Animals have long been the protagonists of choice for children. Along the way, they've been crafted by assuming human qualities — and not just in the Western canon: from Anansi the Spider to Peter Rabbit, children thrill to the notion of a seemingly implausible character solving a problem of some visible consequence. (Obviously it is far better for little people to see a bunny in danger than to see, for example, a five-year old child held hostage by Mr. Macgregor. That's no fairy tale: that's a felony.) But in feature-length cartoons like Happy Feet, the animals assume other, more subtle and crafty qualities, too. They flirt. They fret. They exhibit passive aggressive tendencies. There are political stalemates, generational divides, economic hardships, environmental perils. In the end, there's a kind of Disney-esque resolution, suggesting that dancing is the antidote to adversity. (I'm tempted to relate this to recent events in American politics, but suffice it to say that there's a kind of loosely political "walk the walk, talk the talk" shorthand at play in this movie that's mildly discomfitting.) There's a weird mash-up going on here, and it's not just the soundtrack. Imagine channel-switching between C-Span and Dancing With the Stars.
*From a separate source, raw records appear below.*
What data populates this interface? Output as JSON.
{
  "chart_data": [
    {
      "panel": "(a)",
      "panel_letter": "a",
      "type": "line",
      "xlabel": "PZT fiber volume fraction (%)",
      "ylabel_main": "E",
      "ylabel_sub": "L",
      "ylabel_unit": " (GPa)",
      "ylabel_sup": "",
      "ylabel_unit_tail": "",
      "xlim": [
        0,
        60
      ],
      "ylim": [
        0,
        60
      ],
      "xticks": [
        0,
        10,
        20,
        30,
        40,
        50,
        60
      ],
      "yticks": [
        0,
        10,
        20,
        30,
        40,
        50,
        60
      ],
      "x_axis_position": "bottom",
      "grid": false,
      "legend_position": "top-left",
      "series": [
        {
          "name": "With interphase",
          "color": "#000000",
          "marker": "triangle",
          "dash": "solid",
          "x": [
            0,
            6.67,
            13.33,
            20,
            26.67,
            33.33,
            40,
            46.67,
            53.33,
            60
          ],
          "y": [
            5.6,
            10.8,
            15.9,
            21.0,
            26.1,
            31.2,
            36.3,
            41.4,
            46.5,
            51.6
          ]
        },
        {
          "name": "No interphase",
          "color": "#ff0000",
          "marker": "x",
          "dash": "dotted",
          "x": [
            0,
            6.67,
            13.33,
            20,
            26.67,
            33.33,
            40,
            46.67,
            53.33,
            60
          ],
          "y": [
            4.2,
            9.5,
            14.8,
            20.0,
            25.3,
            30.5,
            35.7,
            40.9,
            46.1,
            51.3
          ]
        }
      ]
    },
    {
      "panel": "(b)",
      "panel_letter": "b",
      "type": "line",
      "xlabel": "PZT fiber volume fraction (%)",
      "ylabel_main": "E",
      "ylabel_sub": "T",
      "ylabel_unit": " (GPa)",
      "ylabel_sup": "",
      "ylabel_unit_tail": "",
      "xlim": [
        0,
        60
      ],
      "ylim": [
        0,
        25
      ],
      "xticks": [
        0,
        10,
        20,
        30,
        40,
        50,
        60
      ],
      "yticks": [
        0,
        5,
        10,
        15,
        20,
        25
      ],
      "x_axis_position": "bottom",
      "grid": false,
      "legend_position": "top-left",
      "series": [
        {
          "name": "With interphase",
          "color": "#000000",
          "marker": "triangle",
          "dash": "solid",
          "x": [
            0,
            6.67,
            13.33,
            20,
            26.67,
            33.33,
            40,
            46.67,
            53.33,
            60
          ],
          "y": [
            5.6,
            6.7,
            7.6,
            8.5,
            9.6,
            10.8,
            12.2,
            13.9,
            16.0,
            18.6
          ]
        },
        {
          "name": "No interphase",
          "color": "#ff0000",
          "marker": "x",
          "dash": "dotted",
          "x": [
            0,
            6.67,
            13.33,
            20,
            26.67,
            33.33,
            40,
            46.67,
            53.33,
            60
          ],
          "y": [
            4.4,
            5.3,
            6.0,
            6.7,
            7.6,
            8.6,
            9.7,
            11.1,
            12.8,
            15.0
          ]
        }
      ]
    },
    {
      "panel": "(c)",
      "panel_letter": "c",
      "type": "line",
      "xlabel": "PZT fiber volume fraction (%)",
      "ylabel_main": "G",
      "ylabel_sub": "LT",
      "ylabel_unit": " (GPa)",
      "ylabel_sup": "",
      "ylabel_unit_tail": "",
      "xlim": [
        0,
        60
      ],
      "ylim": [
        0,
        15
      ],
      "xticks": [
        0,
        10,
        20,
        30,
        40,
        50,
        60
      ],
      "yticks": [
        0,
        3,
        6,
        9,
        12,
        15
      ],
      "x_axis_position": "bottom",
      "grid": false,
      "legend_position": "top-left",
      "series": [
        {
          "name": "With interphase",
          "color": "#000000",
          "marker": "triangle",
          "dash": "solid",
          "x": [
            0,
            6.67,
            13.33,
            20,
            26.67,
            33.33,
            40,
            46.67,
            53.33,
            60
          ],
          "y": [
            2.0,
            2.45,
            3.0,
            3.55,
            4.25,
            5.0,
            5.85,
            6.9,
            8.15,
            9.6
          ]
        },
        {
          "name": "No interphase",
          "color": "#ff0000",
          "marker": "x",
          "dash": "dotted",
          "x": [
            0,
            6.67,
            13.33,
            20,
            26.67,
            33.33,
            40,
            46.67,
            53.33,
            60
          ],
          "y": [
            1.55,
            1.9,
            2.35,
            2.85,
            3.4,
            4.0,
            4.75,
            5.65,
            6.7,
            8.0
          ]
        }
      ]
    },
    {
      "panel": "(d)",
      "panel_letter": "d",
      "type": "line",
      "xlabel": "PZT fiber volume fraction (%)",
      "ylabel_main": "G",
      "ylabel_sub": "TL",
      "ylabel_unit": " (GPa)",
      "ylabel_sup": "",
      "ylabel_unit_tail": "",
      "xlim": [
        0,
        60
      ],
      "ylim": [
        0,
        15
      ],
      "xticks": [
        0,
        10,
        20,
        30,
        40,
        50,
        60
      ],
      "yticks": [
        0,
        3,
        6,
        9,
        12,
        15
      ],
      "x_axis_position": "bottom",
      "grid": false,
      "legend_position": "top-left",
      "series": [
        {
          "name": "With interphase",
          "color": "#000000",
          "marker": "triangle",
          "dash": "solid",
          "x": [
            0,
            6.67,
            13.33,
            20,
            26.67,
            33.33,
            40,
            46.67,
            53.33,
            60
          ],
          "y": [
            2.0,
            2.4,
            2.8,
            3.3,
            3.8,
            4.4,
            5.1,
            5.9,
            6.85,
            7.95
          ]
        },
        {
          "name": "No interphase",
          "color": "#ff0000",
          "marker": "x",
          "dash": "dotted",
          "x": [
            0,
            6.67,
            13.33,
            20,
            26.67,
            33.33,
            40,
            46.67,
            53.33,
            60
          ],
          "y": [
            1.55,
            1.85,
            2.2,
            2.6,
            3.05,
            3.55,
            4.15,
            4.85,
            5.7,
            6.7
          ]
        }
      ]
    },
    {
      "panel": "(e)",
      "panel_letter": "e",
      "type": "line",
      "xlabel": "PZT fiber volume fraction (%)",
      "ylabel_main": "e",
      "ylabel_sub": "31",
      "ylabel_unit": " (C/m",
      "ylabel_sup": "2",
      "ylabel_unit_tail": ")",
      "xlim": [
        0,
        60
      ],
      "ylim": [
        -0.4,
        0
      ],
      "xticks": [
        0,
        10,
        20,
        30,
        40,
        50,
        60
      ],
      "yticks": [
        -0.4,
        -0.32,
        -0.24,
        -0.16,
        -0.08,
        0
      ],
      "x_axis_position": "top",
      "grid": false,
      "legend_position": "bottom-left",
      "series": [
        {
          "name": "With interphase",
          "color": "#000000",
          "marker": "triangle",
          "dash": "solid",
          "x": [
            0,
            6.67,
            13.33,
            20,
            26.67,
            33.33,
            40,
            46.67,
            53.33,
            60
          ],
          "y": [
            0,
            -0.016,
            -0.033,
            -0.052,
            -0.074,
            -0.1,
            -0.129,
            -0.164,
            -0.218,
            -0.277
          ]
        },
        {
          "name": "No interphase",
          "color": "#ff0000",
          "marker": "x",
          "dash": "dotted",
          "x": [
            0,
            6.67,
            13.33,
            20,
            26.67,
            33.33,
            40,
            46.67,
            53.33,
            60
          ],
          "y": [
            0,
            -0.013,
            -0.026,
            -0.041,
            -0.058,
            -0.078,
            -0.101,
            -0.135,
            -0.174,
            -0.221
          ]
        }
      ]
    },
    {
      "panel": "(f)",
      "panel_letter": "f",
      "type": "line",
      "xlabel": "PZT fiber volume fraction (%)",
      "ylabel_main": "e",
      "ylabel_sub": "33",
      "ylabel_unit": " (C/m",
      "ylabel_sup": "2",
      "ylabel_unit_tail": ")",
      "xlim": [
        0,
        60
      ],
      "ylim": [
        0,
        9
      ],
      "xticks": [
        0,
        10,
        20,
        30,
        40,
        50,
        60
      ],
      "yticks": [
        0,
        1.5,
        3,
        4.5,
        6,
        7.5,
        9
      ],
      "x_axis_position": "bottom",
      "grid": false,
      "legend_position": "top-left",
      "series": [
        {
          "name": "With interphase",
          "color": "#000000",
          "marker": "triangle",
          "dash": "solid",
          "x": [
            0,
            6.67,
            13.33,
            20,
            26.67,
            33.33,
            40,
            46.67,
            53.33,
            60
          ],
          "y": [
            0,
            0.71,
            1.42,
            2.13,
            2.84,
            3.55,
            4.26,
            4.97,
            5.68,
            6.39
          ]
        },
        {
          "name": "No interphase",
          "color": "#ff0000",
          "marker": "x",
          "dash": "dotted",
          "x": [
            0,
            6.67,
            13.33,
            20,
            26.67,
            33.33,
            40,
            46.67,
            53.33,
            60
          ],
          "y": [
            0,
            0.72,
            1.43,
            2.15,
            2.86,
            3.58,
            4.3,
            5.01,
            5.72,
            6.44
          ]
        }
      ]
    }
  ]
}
You get the idea.

Meanwhile, the film endlessly riffs on a cinematic sequence that adoringly and ineffably recalls the art of the half-pipe. Was it deliberate, this choice to recreate the graceful moves, the gravity-defying lift-off that summons images of the snow (or skate) boarder? Was it intentional, this extension of the sleek surface, from a manageable half-pipe to a menacing mountain range? (Wasn't it enough in Nemo and Ice Age? Or did somebody call market research and find out this is just — pardon the pun — the tip of the iceberg?) It is likely that there's a bankable (and at times inverse) relationship between special effects and fear: in other words, the more fun it looks, the less dangerous it will seem to viewers. (And the more concerning it will be to parents.)

I promised myself that if I had children one day, I wouldn't admonish them, as my mother did me, about the real, live dangers inspired by cartoon derring-do. But faced with the lure of the Hollywood half-pipe, I'm not so sure any more. I thought I was using good judgment opting for G over PG-13. And hey — they're cute, those penguins. But the more human they get, the less kids remember that they're birds. You don't need an anvil dropped on your head to see where this could lead. In the meantime, the animation is beautiful, if a bit vertigo-inducing. And isn't it time the cartoon-length feature veered away from water and ice, onto plain old solid ground?